Peut-être que ce n’était pas moi.
Peut-être que je voulais ne pas être là.
J’étais lasse.
Je baissais les bras.
Avec allure, avec orgueil, avec de moins en moins de classe et de moins en moins là, de moins en moins moi.
Je baissais la garde et mon image s’étiolait : double, diffuse, éparse.

Bientôt je ne parlais plus ou pas vraiment ou pas de manière à être comprise.
Perdue dans mon sourire perdue dans le tiens aussi, tiens.
Perdue dans ta voix dont le fil égaré collait encore à tes lèvres et était-ce vraiment toi, d’ailleurs ?

Il pleut, avec la pluie, c’est la marge onirique du temps qui se dilate.
Il pleut et comme une soupape, ce moment distendu, cet esquif fluet sur lequel je me dépose, comme chaque goutte raconte dans le reflet de cette flaque
ce que mes mots qui s’entremêlent ne parviennent pas à dire :

On peut aussi arpenter la nuit, les paysages intestins, les querelles inutiles. On peut arpenter la douceur centimètre par centimètre et finir hors des sentiers, hors du battement des vents, hors des lits des rivières.

Comme une soupape, ce moment distendu, cet esquif fluet sur lequel je me dépose, comme chaque goutte raconte dans le reflet de cette flaque
ce que mes mots qui s’entremêlent ne parviennent pas à dire :

On peut aussi arpenter la nuit, les paysages intestins, les querelles inutiles. On peut arpenter la douceur centimètre par centimètre et finir hors des sentiers, hors du battement des vents, hors des lits des rivières.

La crête

Sur la crête, les arbres nus laissent transparaître la lumière,
de loin, je suis ton ascension.
Sur la crête, les arbres nus laissent transparaître la lumière
de loin, je suis ton ascension.
J’y suis presque, presque là, à gravir la crête où ta silhouette se détache des troncs

Je t’observe de loin, je projette mon regard
et petit à petit, je ne sais plus trop, en fait, si je te vois
ou si je t’imagines…
Si c’est la distance qui fait illusion ou les troncs nus.

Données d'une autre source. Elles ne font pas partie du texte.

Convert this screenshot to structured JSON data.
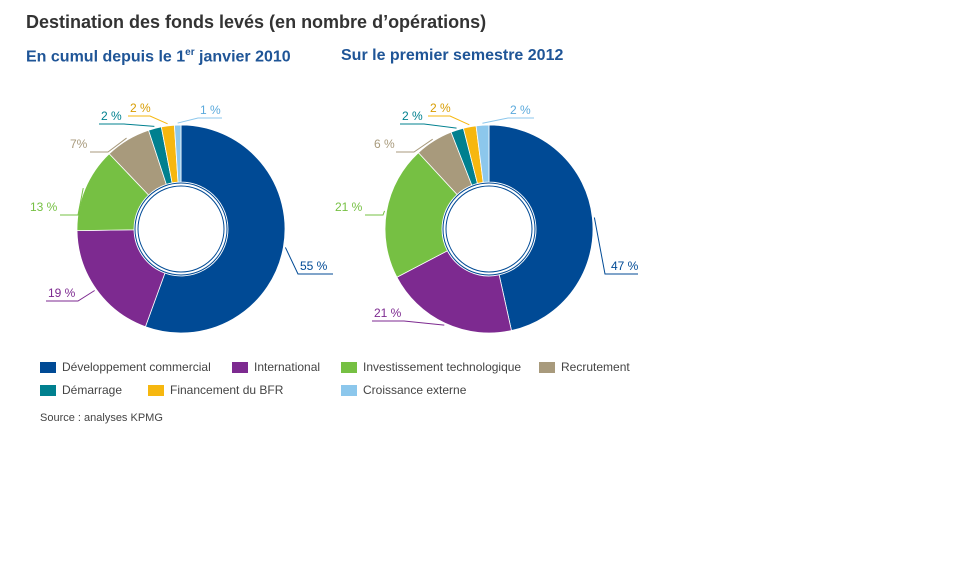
{
  "header": {
    "title": "Destination des fonds levés (en nombre d’opérations)",
    "subtitle_left_pre": "En cumul depuis le 1",
    "subtitle_left_sup": "er",
    "subtitle_left_post": " janvier 2010",
    "subtitle_right": "Sur le premier semestre 2012"
  },
  "source": "Source : analyses KPMG",
  "categories": [
    {
      "name": "Développement commercial",
      "color": "#004a95"
    },
    {
      "name": "International",
      "color": "#7d2a90"
    },
    {
      "name": "Investissement technologique",
      "color": "#76c043"
    },
    {
      "name": "Recrutement",
      "color": "#a89a7c"
    },
    {
      "name": "Démarrage",
      "color": "#00808f"
    },
    {
      "name": "Financement du BFR",
      "color": "#f6b70f"
    },
    {
      "name": "Croissance externe",
      "color": "#8cc7ec"
    }
  ],
  "chart_data": [
    {
      "type": "pie",
      "title": "En cumul depuis le 1er janvier 2010",
      "categories": [
        "Développement commercial",
        "International",
        "Investissement technologique",
        "Recrutement",
        "Démarrage",
        "Financement du BFR",
        "Croissance externe"
      ],
      "values": [
        55,
        19,
        13,
        7,
        2,
        2,
        1
      ],
      "labels": [
        "55 %",
        "19 %",
        "13 %",
        "7%",
        "2 %",
        "2 %",
        "1 %"
      ],
      "donut": true
    },
    {
      "type": "pie",
      "title": "Sur le premier semestre 2012",
      "categories": [
        "Développement commercial",
        "International",
        "Investissement technologique",
        "Recrutement",
        "Démarrage",
        "Financement du BFR",
        "Croissance externe"
      ],
      "values": [
        47,
        21,
        21,
        6,
        2,
        2,
        2
      ],
      "labels": [
        "47 %",
        "21 %",
        "21 %",
        "6 %",
        "2 %",
        "2 %",
        "2 %"
      ],
      "donut": true
    }
  ]
}
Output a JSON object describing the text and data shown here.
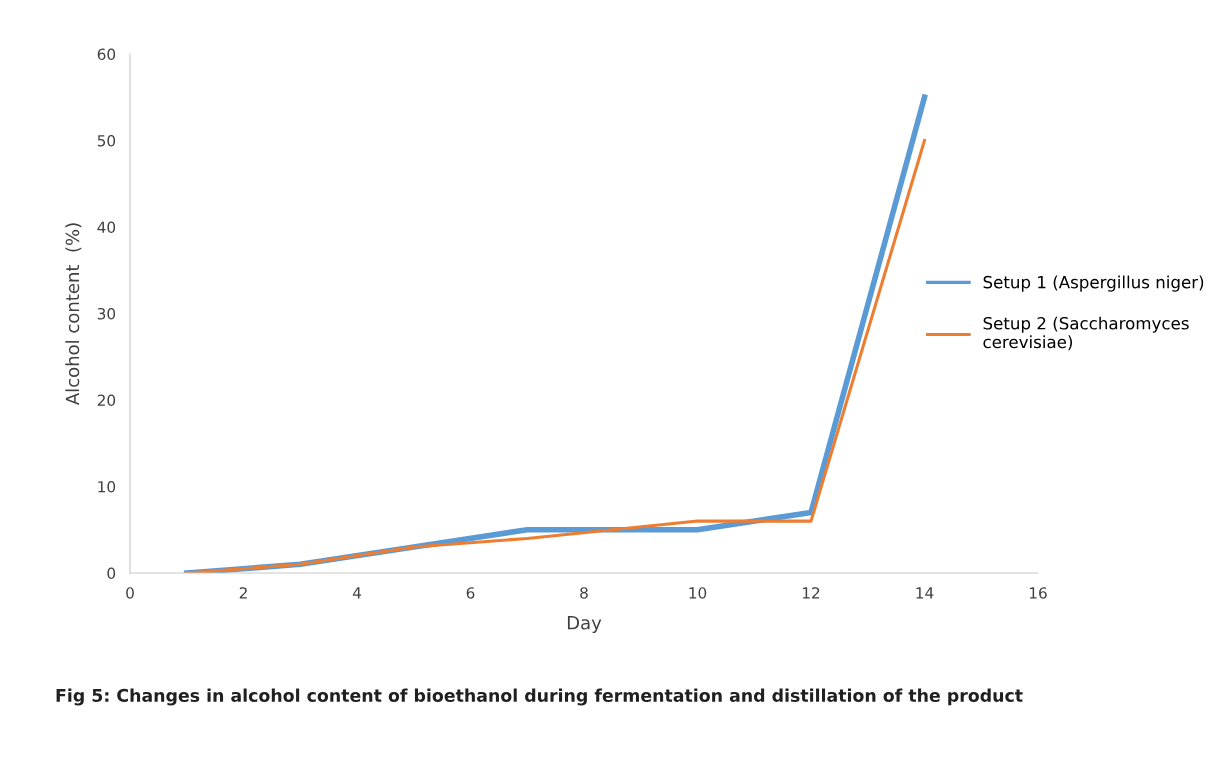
{
  "chart_data": {
    "type": "line",
    "xlabel": "Day",
    "ylabel": "Alcohol content  (%)",
    "x": [
      1,
      3,
      5,
      7,
      10,
      12,
      14
    ],
    "series": [
      {
        "name": "Setup 1 (Aspergillus niger)",
        "color": "#5b9bd5",
        "values": [
          0,
          1,
          3,
          5,
          5,
          7,
          55
        ]
      },
      {
        "name": "Setup 2 (Saccharomyces cerevisiae)",
        "color": "#ed7d31",
        "values": [
          0,
          1,
          3,
          4,
          6,
          6,
          50
        ]
      }
    ],
    "xlim": [
      0,
      16
    ],
    "xticks": [
      0,
      2,
      4,
      6,
      8,
      10,
      12,
      14,
      16
    ],
    "ylim": [
      0,
      60
    ],
    "yticks": [
      0,
      10,
      20,
      30,
      40,
      50,
      60
    ],
    "grid": false,
    "legend": "right",
    "marker": "none",
    "line_style": "solid",
    "annotations": [
      "Fig 5: Changes in alcohol content of bioethanol during fermentation and distillation of the product"
    ]
  }
}
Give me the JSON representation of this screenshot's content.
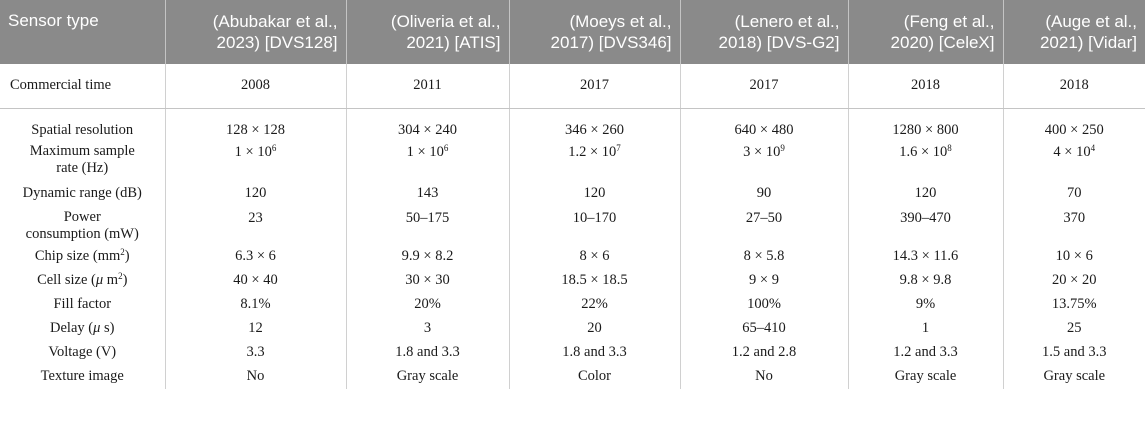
{
  "header": {
    "first": "Sensor type",
    "refs": [
      {
        "line1": "(Abubakar et al.,",
        "line2": "2023) [DVS128]"
      },
      {
        "line1": "(Oliveria et al.,",
        "line2": "2021) [ATIS]"
      },
      {
        "line1": "(Moeys et al.,",
        "line2": "2017) [DVS346]"
      },
      {
        "line1": "(Lenero et al.,",
        "line2": "2018) [DVS-G2]"
      },
      {
        "line1": "(Feng et al.,",
        "line2": "2020) [CeleX]"
      },
      {
        "line1": "(Auge et al.,",
        "line2": "2021) [Vidar]"
      }
    ]
  },
  "commercial": {
    "label": "Commercial time",
    "values": [
      "2008",
      "2011",
      "2017",
      "2017",
      "2018",
      "2018"
    ]
  },
  "rows": {
    "spatial": {
      "label": "Spatial resolution",
      "values": [
        "128 × 128",
        "304 × 240",
        "346 × 260",
        "640 × 480",
        "1280 × 800",
        "400 × 250"
      ]
    },
    "sample": {
      "label_line1": "Maximum sample",
      "label_line2": "rate (Hz)",
      "values": [
        {
          "base": "1 × 10",
          "exp": "6"
        },
        {
          "base": "1 × 10",
          "exp": "6"
        },
        {
          "base": "1.2 × 10",
          "exp": "7"
        },
        {
          "base": "3 × 10",
          "exp": "9"
        },
        {
          "base": "1.6 × 10",
          "exp": "8"
        },
        {
          "base": "4 × 10",
          "exp": "4"
        }
      ]
    },
    "dynamic": {
      "label": "Dynamic range (dB)",
      "values": [
        "120",
        "143",
        "120",
        "90",
        "120",
        "70"
      ]
    },
    "power": {
      "label_line1": "Power",
      "label_line2": "consumption (mW)",
      "values": [
        "23",
        "50–175",
        "10–170",
        "27–50",
        "390–470",
        "370"
      ]
    },
    "chip": {
      "label_pre": "Chip size (mm",
      "label_exp": "2",
      "label_post": ")",
      "values": [
        "6.3 × 6",
        "9.9 × 8.2",
        "8 × 6",
        "8 × 5.8",
        "14.3 × 11.6",
        "10 × 6"
      ]
    },
    "cell": {
      "label_pre": "Cell size (",
      "label_mu": "μ",
      "label_m": " m",
      "label_exp": "2",
      "label_post": ")",
      "values": [
        "40 × 40",
        "30 × 30",
        "18.5 × 18.5",
        "9 × 9",
        "9.8 × 9.8",
        "20 × 20"
      ]
    },
    "fill": {
      "label": "Fill factor",
      "values": [
        "8.1%",
        "20%",
        "22%",
        "100%",
        "9%",
        "13.75%"
      ]
    },
    "delay": {
      "label_pre": "Delay (",
      "label_mu": "μ",
      "label_post": " s)",
      "values": [
        "12",
        "3",
        "20",
        "65–410",
        "1",
        "25"
      ]
    },
    "voltage": {
      "label": "Voltage (V)",
      "values": [
        "3.3",
        "1.8 and 3.3",
        "1.8 and 3.3",
        "1.2 and 2.8",
        "1.2 and 3.3",
        "1.5 and 3.3"
      ]
    },
    "texture": {
      "label": "Texture image",
      "values": [
        "No",
        "Gray scale",
        "Color",
        "No",
        "Gray scale",
        "Gray scale"
      ]
    }
  }
}
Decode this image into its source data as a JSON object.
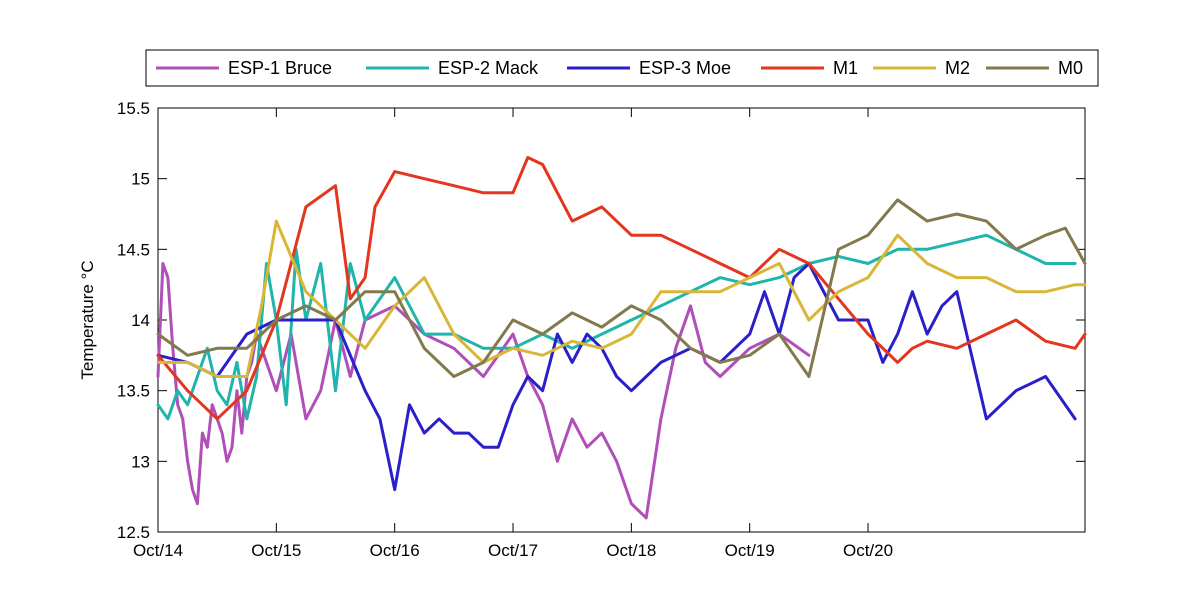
{
  "chart_data": {
    "type": "line",
    "title": "",
    "xlabel": "",
    "ylabel": "Temperature °C",
    "x_axis": {
      "type": "date",
      "xlim": [
        "2014-10-14",
        "2014-10-21T20:00"
      ],
      "tick_dates": [
        "2014-10-14",
        "2014-10-15",
        "2014-10-16",
        "2014-10-17",
        "2014-10-18",
        "2014-10-19",
        "2014-10-20"
      ],
      "tick_labels": [
        "Oct/14",
        "Oct/15",
        "Oct/16",
        "Oct/17",
        "Oct/18",
        "Oct/19",
        "Oct/20"
      ]
    },
    "y_axis": {
      "ylim": [
        12.5,
        15.5
      ],
      "ticks": [
        12.5,
        13,
        13.5,
        14,
        14.5,
        15,
        15.5
      ],
      "tick_labels": [
        "12.5",
        "13",
        "13.5",
        "14",
        "14.5",
        "15",
        "15.5"
      ]
    },
    "grid": false,
    "legend": {
      "placement": "top-outside",
      "orientation": "horizontal"
    },
    "series": [
      {
        "name": "ESP-1 Bruce",
        "color": "#b04fb8",
        "x": [
          "2014-10-14T00:00",
          "2014-10-14T01:00",
          "2014-10-14T02:00",
          "2014-10-14T03:00",
          "2014-10-14T04:00",
          "2014-10-14T05:00",
          "2014-10-14T06:00",
          "2014-10-14T07:00",
          "2014-10-14T08:00",
          "2014-10-14T09:00",
          "2014-10-14T10:00",
          "2014-10-14T11:00",
          "2014-10-14T12:00",
          "2014-10-14T13:00",
          "2014-10-14T14:00",
          "2014-10-14T15:00",
          "2014-10-14T16:00",
          "2014-10-14T17:00",
          "2014-10-14T18:00",
          "2014-10-14T19:00",
          "2014-10-14T20:00",
          "2014-10-15T00:00",
          "2014-10-15T03:00",
          "2014-10-15T06:00",
          "2014-10-15T09:00",
          "2014-10-15T12:00",
          "2014-10-15T15:00",
          "2014-10-15T18:00",
          "2014-10-16T00:00",
          "2014-10-16T06:00",
          "2014-10-16T12:00",
          "2014-10-16T18:00",
          "2014-10-17T00:00",
          "2014-10-17T03:00",
          "2014-10-17T06:00",
          "2014-10-17T09:00",
          "2014-10-17T12:00",
          "2014-10-17T15:00",
          "2014-10-17T18:00",
          "2014-10-17T21:00",
          "2014-10-18T00:00",
          "2014-10-18T03:00",
          "2014-10-18T06:00",
          "2014-10-18T09:00",
          "2014-10-18T12:00",
          "2014-10-18T15:00",
          "2014-10-18T18:00",
          "2014-10-19T00:00",
          "2014-10-19T06:00",
          "2014-10-19T12:00"
        ],
        "values": [
          13.6,
          14.4,
          14.3,
          13.8,
          13.4,
          13.3,
          13.0,
          12.8,
          12.7,
          13.2,
          13.1,
          13.4,
          13.3,
          13.2,
          13.0,
          13.1,
          13.5,
          13.2,
          13.6,
          13.7,
          13.9,
          13.5,
          13.9,
          13.3,
          13.5,
          14.0,
          13.6,
          14.0,
          14.1,
          13.9,
          13.8,
          13.6,
          13.9,
          13.6,
          13.4,
          13.0,
          13.3,
          13.1,
          13.2,
          13.0,
          12.7,
          12.6,
          13.3,
          13.8,
          14.1,
          13.7,
          13.6,
          13.8,
          13.9,
          13.75
        ]
      },
      {
        "name": "ESP-2 Mack",
        "color": "#1fb5ac",
        "x": [
          "2014-10-14T00:00",
          "2014-10-14T02:00",
          "2014-10-14T04:00",
          "2014-10-14T06:00",
          "2014-10-14T08:00",
          "2014-10-14T10:00",
          "2014-10-14T12:00",
          "2014-10-14T14:00",
          "2014-10-14T16:00",
          "2014-10-14T18:00",
          "2014-10-14T20:00",
          "2014-10-14T22:00",
          "2014-10-15T00:00",
          "2014-10-15T02:00",
          "2014-10-15T04:00",
          "2014-10-15T06:00",
          "2014-10-15T09:00",
          "2014-10-15T12:00",
          "2014-10-15T15:00",
          "2014-10-15T18:00",
          "2014-10-16T00:00",
          "2014-10-16T06:00",
          "2014-10-16T12:00",
          "2014-10-16T18:00",
          "2014-10-17T00:00",
          "2014-10-17T06:00",
          "2014-10-17T12:00",
          "2014-10-17T18:00",
          "2014-10-18T00:00",
          "2014-10-18T06:00",
          "2014-10-18T12:00",
          "2014-10-18T18:00",
          "2014-10-19T00:00",
          "2014-10-19T06:00",
          "2014-10-19T12:00",
          "2014-10-19T18:00",
          "2014-10-20T00:00",
          "2014-10-20T06:00",
          "2014-10-20T12:00",
          "2014-10-20T18:00",
          "2014-10-21T00:00",
          "2014-10-21T06:00",
          "2014-10-21T12:00",
          "2014-10-21T18:00"
        ],
        "values": [
          13.4,
          13.3,
          13.5,
          13.4,
          13.6,
          13.8,
          13.5,
          13.4,
          13.7,
          13.3,
          13.6,
          14.4,
          14.0,
          13.4,
          14.5,
          14.0,
          14.4,
          13.5,
          14.4,
          14.0,
          14.3,
          13.9,
          13.9,
          13.8,
          13.8,
          13.9,
          13.8,
          13.9,
          14.0,
          14.1,
          14.2,
          14.3,
          14.25,
          14.3,
          14.4,
          14.45,
          14.4,
          14.5,
          14.5,
          14.55,
          14.6,
          14.5,
          14.4,
          14.4
        ]
      },
      {
        "name": "ESP-3 Moe",
        "color": "#2a1fc9",
        "x": [
          "2014-10-14T00:00",
          "2014-10-14T06:00",
          "2014-10-14T12:00",
          "2014-10-14T18:00",
          "2014-10-15T00:00",
          "2014-10-15T06:00",
          "2014-10-15T12:00",
          "2014-10-15T18:00",
          "2014-10-15T21:00",
          "2014-10-16T00:00",
          "2014-10-16T03:00",
          "2014-10-16T06:00",
          "2014-10-16T09:00",
          "2014-10-16T12:00",
          "2014-10-16T15:00",
          "2014-10-16T18:00",
          "2014-10-16T21:00",
          "2014-10-17T00:00",
          "2014-10-17T03:00",
          "2014-10-17T06:00",
          "2014-10-17T09:00",
          "2014-10-17T12:00",
          "2014-10-17T15:00",
          "2014-10-17T18:00",
          "2014-10-17T21:00",
          "2014-10-18T00:00",
          "2014-10-18T06:00",
          "2014-10-18T12:00",
          "2014-10-18T18:00",
          "2014-10-19T00:00",
          "2014-10-19T03:00",
          "2014-10-19T06:00",
          "2014-10-19T09:00",
          "2014-10-19T12:00",
          "2014-10-19T18:00",
          "2014-10-20T00:00",
          "2014-10-20T03:00",
          "2014-10-20T06:00",
          "2014-10-20T09:00",
          "2014-10-20T12:00",
          "2014-10-20T15:00",
          "2014-10-20T18:00",
          "2014-10-21T00:00",
          "2014-10-21T06:00",
          "2014-10-21T12:00",
          "2014-10-21T18:00"
        ],
        "values": [
          13.75,
          13.7,
          13.6,
          13.9,
          14.0,
          14.0,
          14.0,
          13.5,
          13.3,
          12.8,
          13.4,
          13.2,
          13.3,
          13.2,
          13.2,
          13.1,
          13.1,
          13.4,
          13.6,
          13.5,
          13.9,
          13.7,
          13.9,
          13.8,
          13.6,
          13.5,
          13.7,
          13.8,
          13.7,
          13.9,
          14.2,
          13.9,
          14.3,
          14.4,
          14.0,
          14.0,
          13.7,
          13.9,
          14.2,
          13.9,
          14.1,
          14.2,
          13.3,
          13.5,
          13.6,
          13.3
        ]
      },
      {
        "name": "M1",
        "color": "#e2361e",
        "x": [
          "2014-10-14T00:00",
          "2014-10-14T06:00",
          "2014-10-14T12:00",
          "2014-10-14T18:00",
          "2014-10-15T00:00",
          "2014-10-15T06:00",
          "2014-10-15T12:00",
          "2014-10-15T15:00",
          "2014-10-15T18:00",
          "2014-10-15T20:00",
          "2014-10-16T00:00",
          "2014-10-16T06:00",
          "2014-10-16T12:00",
          "2014-10-16T18:00",
          "2014-10-17T00:00",
          "2014-10-17T03:00",
          "2014-10-17T06:00",
          "2014-10-17T12:00",
          "2014-10-17T18:00",
          "2014-10-18T00:00",
          "2014-10-18T06:00",
          "2014-10-18T12:00",
          "2014-10-18T18:00",
          "2014-10-19T00:00",
          "2014-10-19T06:00",
          "2014-10-19T12:00",
          "2014-10-19T18:00",
          "2014-10-20T00:00",
          "2014-10-20T06:00",
          "2014-10-20T09:00",
          "2014-10-20T12:00",
          "2014-10-20T18:00",
          "2014-10-21T00:00",
          "2014-10-21T06:00",
          "2014-10-21T12:00",
          "2014-10-21T18:00",
          "2014-10-21T20:00"
        ],
        "values": [
          13.75,
          13.5,
          13.3,
          13.5,
          14.0,
          14.8,
          14.95,
          14.15,
          14.3,
          14.8,
          15.05,
          15.0,
          14.95,
          14.9,
          14.9,
          15.15,
          15.1,
          14.7,
          14.8,
          14.6,
          14.6,
          14.5,
          14.4,
          14.3,
          14.5,
          14.4,
          14.15,
          13.9,
          13.7,
          13.8,
          13.85,
          13.8,
          13.9,
          14.0,
          13.85,
          13.8,
          13.9
        ]
      },
      {
        "name": "M2",
        "color": "#d9b637",
        "x": [
          "2014-10-14T00:00",
          "2014-10-14T06:00",
          "2014-10-14T12:00",
          "2014-10-14T18:00",
          "2014-10-14T21:00",
          "2014-10-15T00:00",
          "2014-10-15T06:00",
          "2014-10-15T12:00",
          "2014-10-15T18:00",
          "2014-10-16T00:00",
          "2014-10-16T06:00",
          "2014-10-16T12:00",
          "2014-10-16T18:00",
          "2014-10-17T00:00",
          "2014-10-17T06:00",
          "2014-10-17T12:00",
          "2014-10-17T18:00",
          "2014-10-18T00:00",
          "2014-10-18T06:00",
          "2014-10-18T12:00",
          "2014-10-18T18:00",
          "2014-10-19T00:00",
          "2014-10-19T06:00",
          "2014-10-19T12:00",
          "2014-10-19T18:00",
          "2014-10-20T00:00",
          "2014-10-20T06:00",
          "2014-10-20T12:00",
          "2014-10-20T18:00",
          "2014-10-21T00:00",
          "2014-10-21T06:00",
          "2014-10-21T12:00",
          "2014-10-21T18:00",
          "2014-10-21T20:00"
        ],
        "values": [
          13.7,
          13.7,
          13.6,
          13.6,
          14.1,
          14.7,
          14.2,
          14.0,
          13.8,
          14.1,
          14.3,
          13.9,
          13.7,
          13.8,
          13.75,
          13.85,
          13.8,
          13.9,
          14.2,
          14.2,
          14.2,
          14.3,
          14.4,
          14.0,
          14.2,
          14.3,
          14.6,
          14.4,
          14.3,
          14.3,
          14.2,
          14.2,
          14.25,
          14.25
        ]
      },
      {
        "name": "M0",
        "color": "#827a4c",
        "x": [
          "2014-10-14T00:00",
          "2014-10-14T06:00",
          "2014-10-14T12:00",
          "2014-10-14T18:00",
          "2014-10-15T00:00",
          "2014-10-15T06:00",
          "2014-10-15T12:00",
          "2014-10-15T18:00",
          "2014-10-16T00:00",
          "2014-10-16T06:00",
          "2014-10-16T12:00",
          "2014-10-16T18:00",
          "2014-10-17T00:00",
          "2014-10-17T06:00",
          "2014-10-17T12:00",
          "2014-10-17T18:00",
          "2014-10-18T00:00",
          "2014-10-18T06:00",
          "2014-10-18T12:00",
          "2014-10-18T18:00",
          "2014-10-19T00:00",
          "2014-10-19T06:00",
          "2014-10-19T12:00",
          "2014-10-19T18:00",
          "2014-10-20T00:00",
          "2014-10-20T06:00",
          "2014-10-20T12:00",
          "2014-10-20T18:00",
          "2014-10-21T00:00",
          "2014-10-21T06:00",
          "2014-10-21T12:00",
          "2014-10-21T16:00",
          "2014-10-21T20:00"
        ],
        "values": [
          13.9,
          13.75,
          13.8,
          13.8,
          14.0,
          14.1,
          14.0,
          14.2,
          14.2,
          13.8,
          13.6,
          13.7,
          14.0,
          13.9,
          14.05,
          13.95,
          14.1,
          14.0,
          13.8,
          13.7,
          13.75,
          13.9,
          13.6,
          14.5,
          14.6,
          14.85,
          14.7,
          14.75,
          14.7,
          14.5,
          14.6,
          14.65,
          14.4
        ]
      }
    ]
  }
}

Sur la crête, les arbres laissent transparaître la lumière
de loin je suis ta montée
j’y suis presque, presque là, à gravir la crête
où ta silhouette se détache des troncs

Et petit à petit, peu importe, si c’est la distance qui fait illusion, je te couve des yeux

Je te couve des yeux
Et dans ce que mon regard couve, tu vois,
dans ce que tu ne vois pas,
ce que je couves et que je ne vois pas non plus,

dans cette illusion
tenant du mirage, à bout de bras :
débris de l’enfance, vertiges crépusculaires,
s’enracine l’histoire.

A distance, toute sa puissance, sous mes yeux.

Précieux
ce que je couve,
comme on dirait d’un feu.

Ce que mon regard couve,
que tu ne vois pas,
ce que je couves et que je ne vois pas non plus,
cette illusion
charrie,
les plumes, tu vois, tous les bourgeons.

Fortuit,
ce que je couve,
comme on dirait d’un feu.
Détachant les regrets, survolant la plaine,
dans la lumière du printemps.
Éclat de rosée, étincelles de l’aube, et désert tenace.

Parfois, l’obstination, philtre illusoire, se décolle,
alors il reste des histoires…
Sur la crête les arbres laissent transparaître la lumière.